Simple the words may be: but their power to reach out and comfort is very real. Among the messages on the Evening Press's thisisyork condolences website are some from Americans touched by the sympathy and support being expressed over here.

"Dear citizens of York," wrote Mike Kennedy, from New York. "From all of us in the USA to you - thank you for all your thoughts and prayers at this time."

It's only right and proper that the people of York - and the county which bears its name - should be thinking of the people of New York in their time of need.

The two cities do, after all, share a name, as well as a history and a common language and culture.

New York was founded by the Dutch on the southern end of Manhattan in 1624 - but in those days it was named New Amsterdam.

It wasn't until after the English expelled the Dutch in 1664 and Manhattan was permanently ceded to England that it was renamed New York, in honour of James, Duke of York.

Despite winning independence - along with the other American colonies - in the American Revolution and going on to become the biggest, brashest, most cosmopolitan city in the world, the people of New York never forgot the people of old York.

In 1924, a plaque donated "in a spirit of friendship" by the New York mayor to the city and people of York "from its Godchild" was put up in the Guildhall. It survived the blitz and is there to this day, hanging above the book of condolences that has been signed by so many in the last few days.

Coun Waudby, who wrote letters of condolence to both New York Mayor Rudy Giuliani and to the US Embassy in London in the aftermath of last week's attacks, admits there is still a special link between the two cities.

Her message to the people of New York, she said, was simple. "We are thinking of you, our hands are stretching across the ocean to you.

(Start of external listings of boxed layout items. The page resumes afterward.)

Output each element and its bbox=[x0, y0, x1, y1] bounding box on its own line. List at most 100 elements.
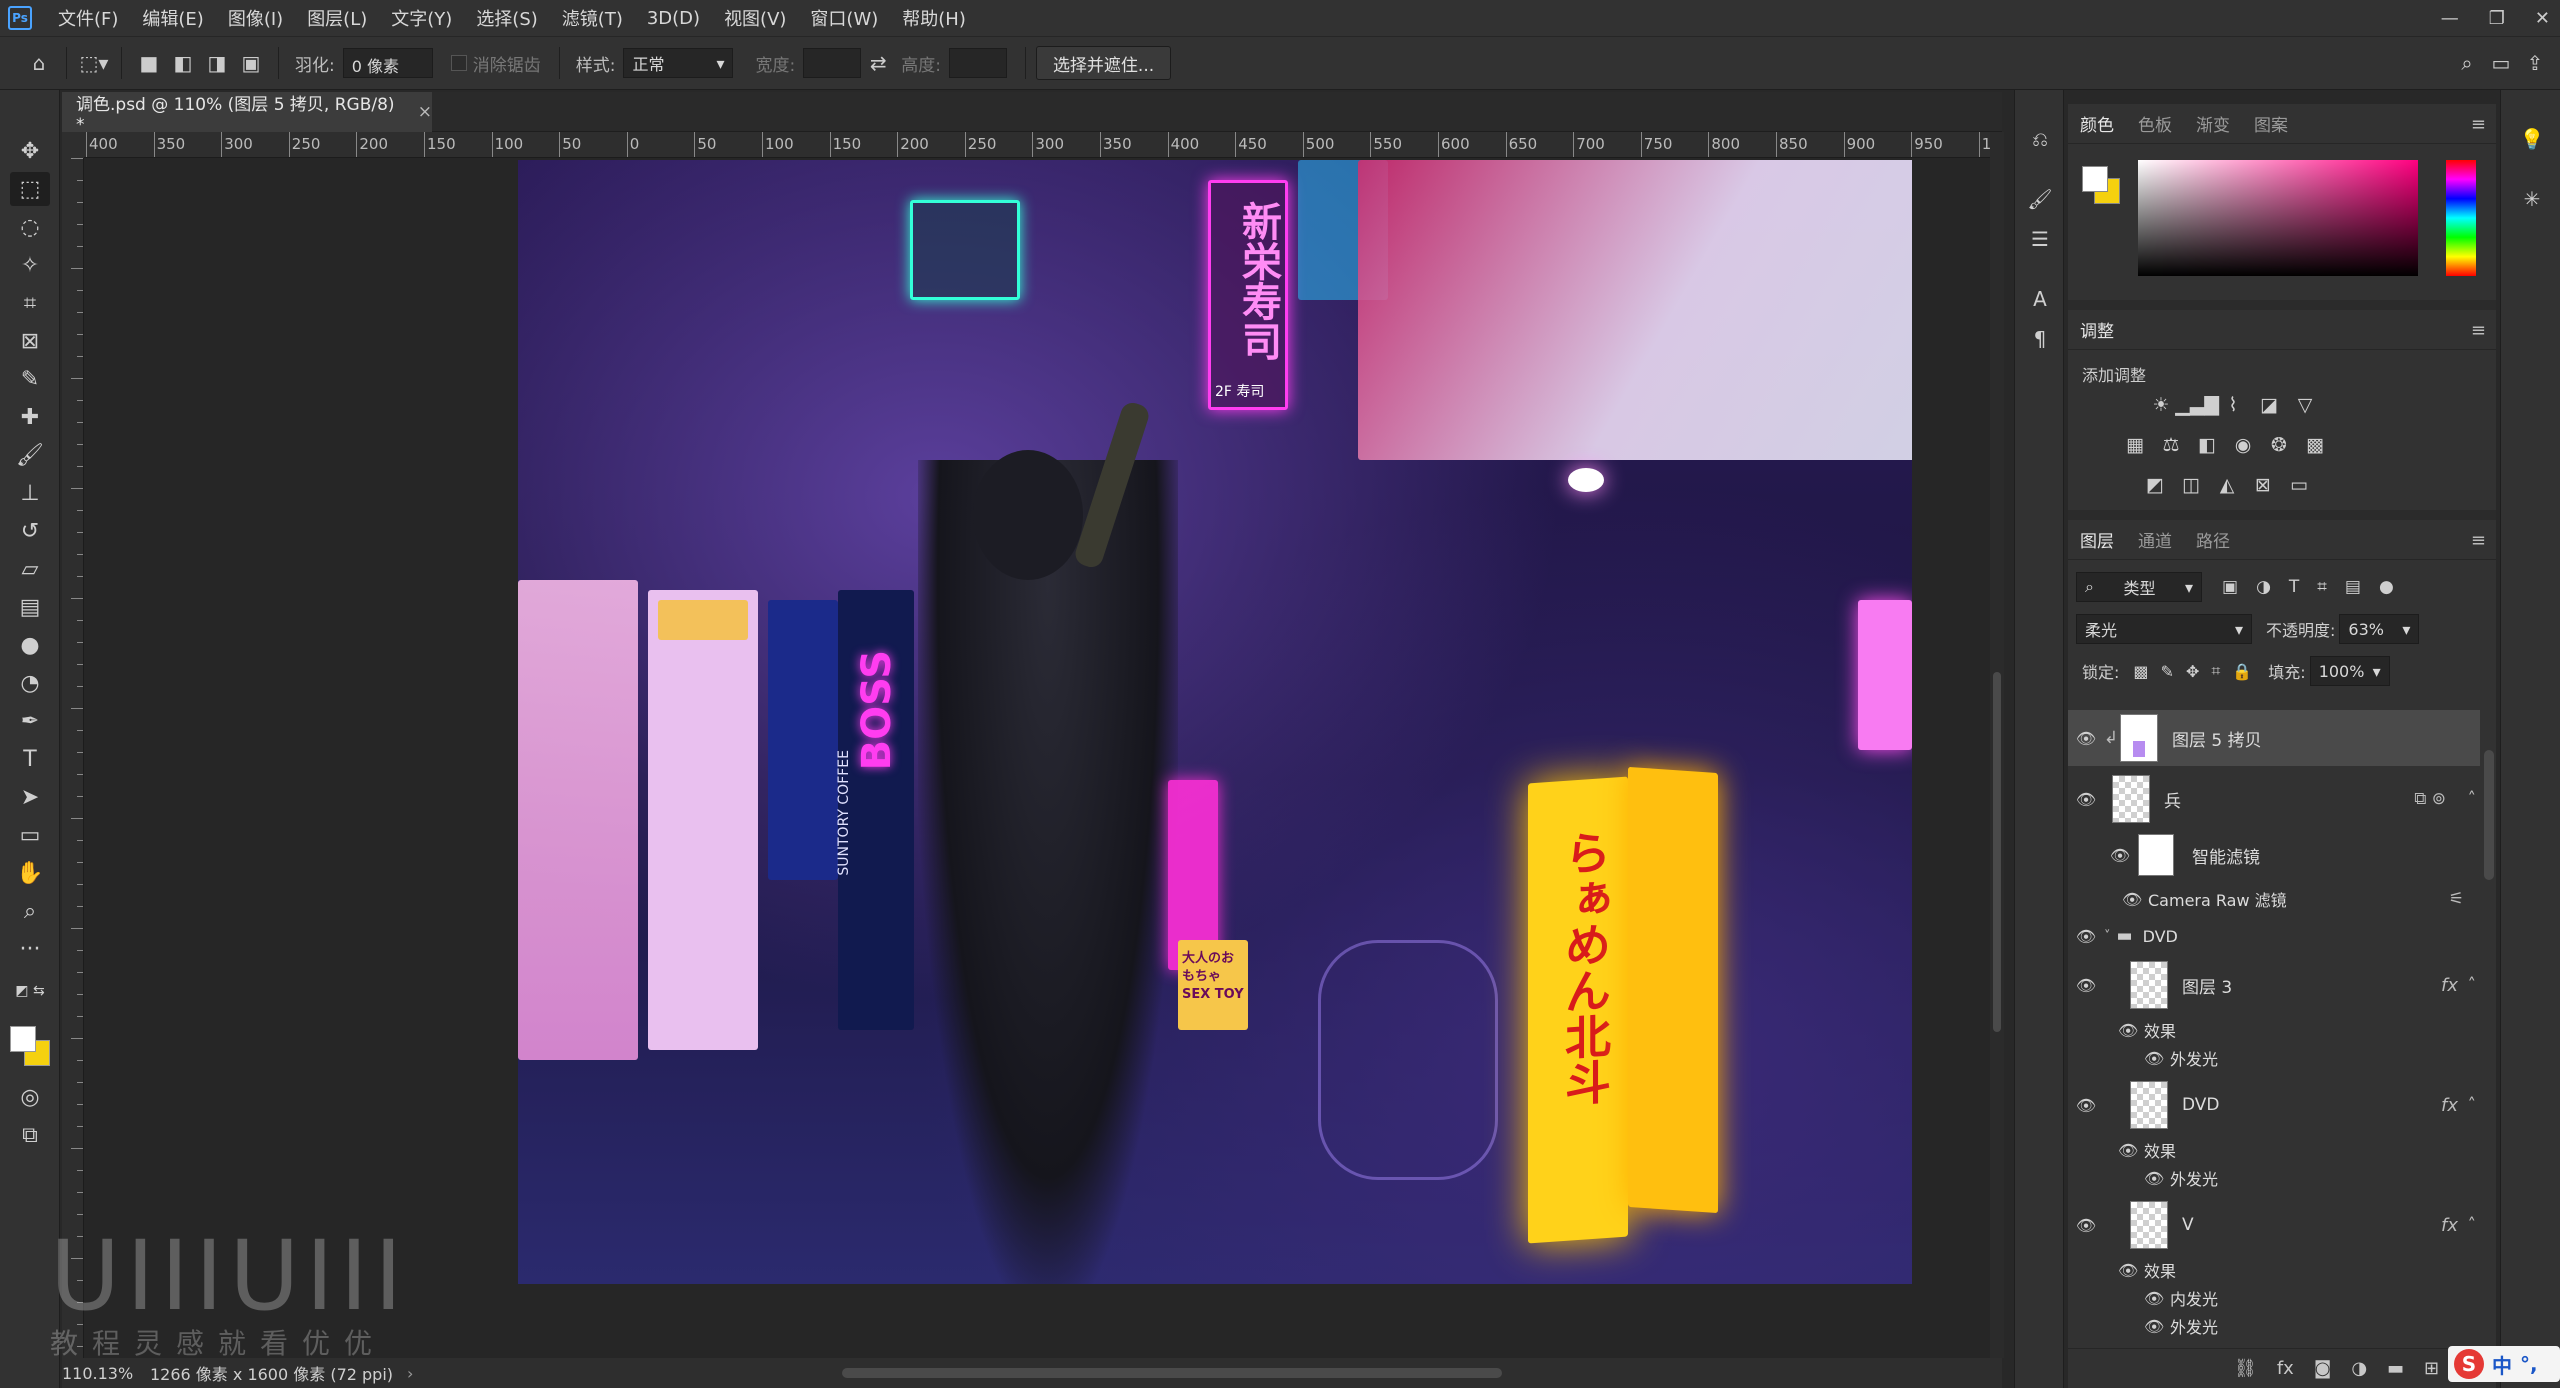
height-input[interactable] bbox=[948, 48, 1007, 78]
gradient-tool-icon[interactable]: ▤ bbox=[10, 590, 50, 624]
horizontal-ruler[interactable]: 400 350 300 250 200 150 100 50 0 50 100 150 200 250 30… bbox=[84, 132, 1990, 158]
layer-row-l5copy[interactable]: 👁 ↲ 图层 5 拷贝 bbox=[2068, 710, 2480, 766]
layer-row-soldier[interactable]: 👁 兵 ⧉ ⊚ ˄ bbox=[2068, 770, 2480, 828]
link-layers-icon[interactable]: ⛓ bbox=[2234, 1358, 2257, 1379]
hue-slider[interactable] bbox=[2446, 160, 2476, 276]
color-lookup-icon[interactable]: ▩ bbox=[2302, 432, 2328, 458]
layer-row-outer-glow1[interactable]: 👁 外发光 bbox=[2068, 1044, 2480, 1072]
blend-mode-select[interactable]: 柔光 ▾ bbox=[2076, 614, 2252, 644]
gradient-map-icon[interactable]: ▭ bbox=[2286, 472, 2312, 498]
lock-artboard-icon[interactable]: ⌗ bbox=[2211, 661, 2220, 681]
invert-icon[interactable]: ◩ bbox=[2142, 472, 2168, 498]
filter-smart-object-icon[interactable]: ▤ bbox=[2345, 577, 2361, 597]
menu-type[interactable]: 文字(Y) bbox=[379, 5, 464, 31]
maximize-button[interactable]: ❐ bbox=[2489, 8, 2505, 29]
default-colors-icon[interactable]: ◩ ⇆ bbox=[10, 974, 50, 1008]
exposure-icon[interactable]: ◪ bbox=[2256, 392, 2282, 418]
layer-row-effects2[interactable]: 👁 效果 bbox=[2068, 1136, 2480, 1164]
status-menu-chevron-icon[interactable]: › bbox=[407, 1364, 413, 1383]
vertical-scroll-thumb[interactable] bbox=[1993, 672, 2001, 1032]
panel-menu-icon[interactable]: ≡ bbox=[2471, 530, 2486, 551]
paragraph-panel-icon[interactable]: ¶ bbox=[2027, 326, 2053, 352]
filter-toggle-icon[interactable]: ● bbox=[2379, 577, 2394, 597]
eye-icon[interactable]: 👁 bbox=[2068, 790, 2104, 809]
close-window-button[interactable]: ✕ bbox=[2535, 8, 2550, 29]
blur-tool-icon[interactable]: ● bbox=[10, 628, 50, 662]
new-group-icon[interactable]: ▬ bbox=[2387, 1358, 2404, 1379]
menu-filter[interactable]: 滤镜(T) bbox=[550, 5, 635, 31]
search-icon[interactable]: ⌕ bbox=[2450, 46, 2484, 80]
history-panel-icon[interactable]: ⎌ bbox=[2027, 126, 2053, 152]
curves-icon[interactable]: ⌇ bbox=[2220, 392, 2246, 418]
menu-layer[interactable]: 图层(L) bbox=[295, 5, 379, 31]
group-expand-icon[interactable]: ˅ bbox=[2104, 929, 2111, 944]
eye-icon[interactable]: 👁 bbox=[2118, 1021, 2138, 1040]
layer-row-layer3[interactable]: 👁 图层 3 fx ˄ bbox=[2068, 956, 2480, 1014]
tab-gradients[interactable]: 渐变 bbox=[2184, 111, 2242, 136]
subtract-selection-icon[interactable]: ◨ bbox=[200, 46, 234, 80]
color-picker-field[interactable] bbox=[2138, 160, 2418, 276]
eye-icon[interactable]: 👁 bbox=[2068, 927, 2104, 946]
intersect-selection-icon[interactable]: ▣ bbox=[234, 46, 268, 80]
layer-row-camera-raw[interactable]: 👁 Camera Raw 滤镜 ⚟ bbox=[2068, 882, 2480, 916]
tab-layers[interactable]: 图层 bbox=[2068, 527, 2126, 552]
filter-type-icon[interactable]: T bbox=[2289, 577, 2299, 597]
document-canvas-image[interactable]: BOSS SUNTORY COFFEE 新栄寿司 2F 寿司 大人のおもちゃ S… bbox=[518, 160, 1912, 1284]
type-tool-icon[interactable]: T bbox=[10, 742, 50, 776]
horizontal-scroll-thumb[interactable] bbox=[842, 1368, 1502, 1378]
collapse-arrow-icon[interactable]: ˄ bbox=[2468, 1215, 2477, 1235]
opacity-input[interactable]: 63% ▾ bbox=[2339, 614, 2420, 644]
eye-icon[interactable]: 👁 bbox=[2144, 1317, 2164, 1336]
smart-filter-indicator-icon[interactable]: ⧉ ⊚ bbox=[2414, 789, 2446, 809]
eye-icon[interactable]: 👁 bbox=[2144, 1049, 2164, 1068]
swap-dimensions-icon[interactable]: ⇄ bbox=[861, 46, 895, 80]
threshold-icon[interactable]: ◭ bbox=[2214, 472, 2240, 498]
menu-image[interactable]: 图像(I) bbox=[216, 5, 295, 31]
layer-row-dvd[interactable]: 👁 DVD fx ˄ bbox=[2068, 1076, 2480, 1134]
pen-tool-icon[interactable]: ✒ bbox=[10, 704, 50, 738]
eye-icon[interactable]: 👁 bbox=[2122, 890, 2142, 909]
eye-icon[interactable]: 👁 bbox=[2118, 1141, 2138, 1160]
layer-row-effects1[interactable]: 👁 效果 bbox=[2068, 1016, 2480, 1044]
color-panel-foreground-swatch[interactable] bbox=[2082, 166, 2108, 192]
marquee-tool-icon[interactable]: ⬚ bbox=[10, 172, 50, 206]
share-icon[interactable]: ⇪ bbox=[2518, 46, 2552, 80]
menu-window[interactable]: 窗口(W) bbox=[798, 5, 890, 31]
document-tab[interactable]: 调色.psd @ 110% (图层 5 拷贝, RGB/8) * × bbox=[62, 92, 432, 135]
menu-edit[interactable]: 编辑(E) bbox=[130, 5, 215, 31]
quick-mask-icon[interactable]: ◎ bbox=[10, 1080, 50, 1114]
menu-select[interactable]: 选择(S) bbox=[464, 5, 549, 31]
tab-paths[interactable]: 路径 bbox=[2184, 527, 2242, 552]
path-selection-tool-icon[interactable]: ➤ bbox=[10, 780, 50, 814]
eyedropper-tool-icon[interactable]: ✎ bbox=[10, 362, 50, 396]
levels-icon[interactable]: ▁▃▇ bbox=[2175, 392, 2219, 418]
black-white-icon[interactable]: ◧ bbox=[2194, 432, 2220, 458]
minimize-button[interactable]: — bbox=[2441, 8, 2459, 29]
ime-indicator[interactable]: S 中 °, bbox=[2448, 1346, 2560, 1382]
photo-filter-icon[interactable]: ◉ bbox=[2230, 432, 2256, 458]
channel-mixer-icon[interactable]: ❂ bbox=[2266, 432, 2292, 458]
eye-icon[interactable]: 👁 bbox=[2144, 1289, 2164, 1308]
layer-effects-icon[interactable]: fx bbox=[2441, 1095, 2458, 1116]
filter-shape-icon[interactable]: ⌗ bbox=[2317, 577, 2327, 597]
marquee-tool-preset-icon[interactable]: ⬚▾ bbox=[77, 46, 111, 80]
select-and-mask-button[interactable]: 选择并遮住... bbox=[1035, 46, 1172, 80]
tab-swatches[interactable]: 色板 bbox=[2126, 111, 2184, 136]
new-selection-icon[interactable]: ■ bbox=[132, 46, 166, 80]
color-balance-icon[interactable]: ⚖ bbox=[2158, 432, 2184, 458]
eraser-tool-icon[interactable]: ▱ bbox=[10, 552, 50, 586]
brush-settings-icon[interactable]: 🖌 bbox=[2027, 186, 2053, 212]
magic-wand-tool-icon[interactable]: ✧ bbox=[10, 248, 50, 282]
lock-all-icon[interactable]: 🔒 bbox=[2232, 662, 2252, 681]
vibrance-icon[interactable]: ▽ bbox=[2292, 392, 2318, 418]
tab-channels[interactable]: 通道 bbox=[2126, 527, 2184, 552]
menu-view[interactable]: 视图(V) bbox=[712, 5, 798, 31]
stamp-tool-icon[interactable]: ⊥ bbox=[10, 476, 50, 510]
panel-menu-icon[interactable]: ≡ bbox=[2471, 320, 2486, 341]
lock-position-icon[interactable]: ✥ bbox=[2186, 662, 2199, 681]
brush-tool-icon[interactable]: 🖌 bbox=[10, 438, 50, 472]
discover-panel-icon[interactable]: ✳ bbox=[2519, 186, 2545, 212]
eye-icon[interactable]: 👁 bbox=[2068, 729, 2104, 748]
panel-menu-icon[interactable]: ≡ bbox=[2471, 114, 2486, 135]
eye-icon[interactable]: 👁 bbox=[2144, 1169, 2164, 1188]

We are with you in spirit, and we offer all our prayers, our strength and our sympathy."

Last week's tragic events will only have strengthened the bond between the people of old and New York.

There could be no more potent symbol of New York's determination that it will be "business as usual" - and no more welcome signal that New Yorkers still feel a "natural affiliation" with the English city after which their own city is named - than yesterday's announcement that the New York Economic Development Council is going ahead with its plans to sponsor York Wasps.

In the light of recent events such a sponsorship deal may seem on one level trivial. But, as with the fundraising efforts of the firefighters and ordinary citizens of old York and North Yorkshire, it's the gesture that really counts.

While such a spirit of determination and friendship exists, the terrorists can never really win.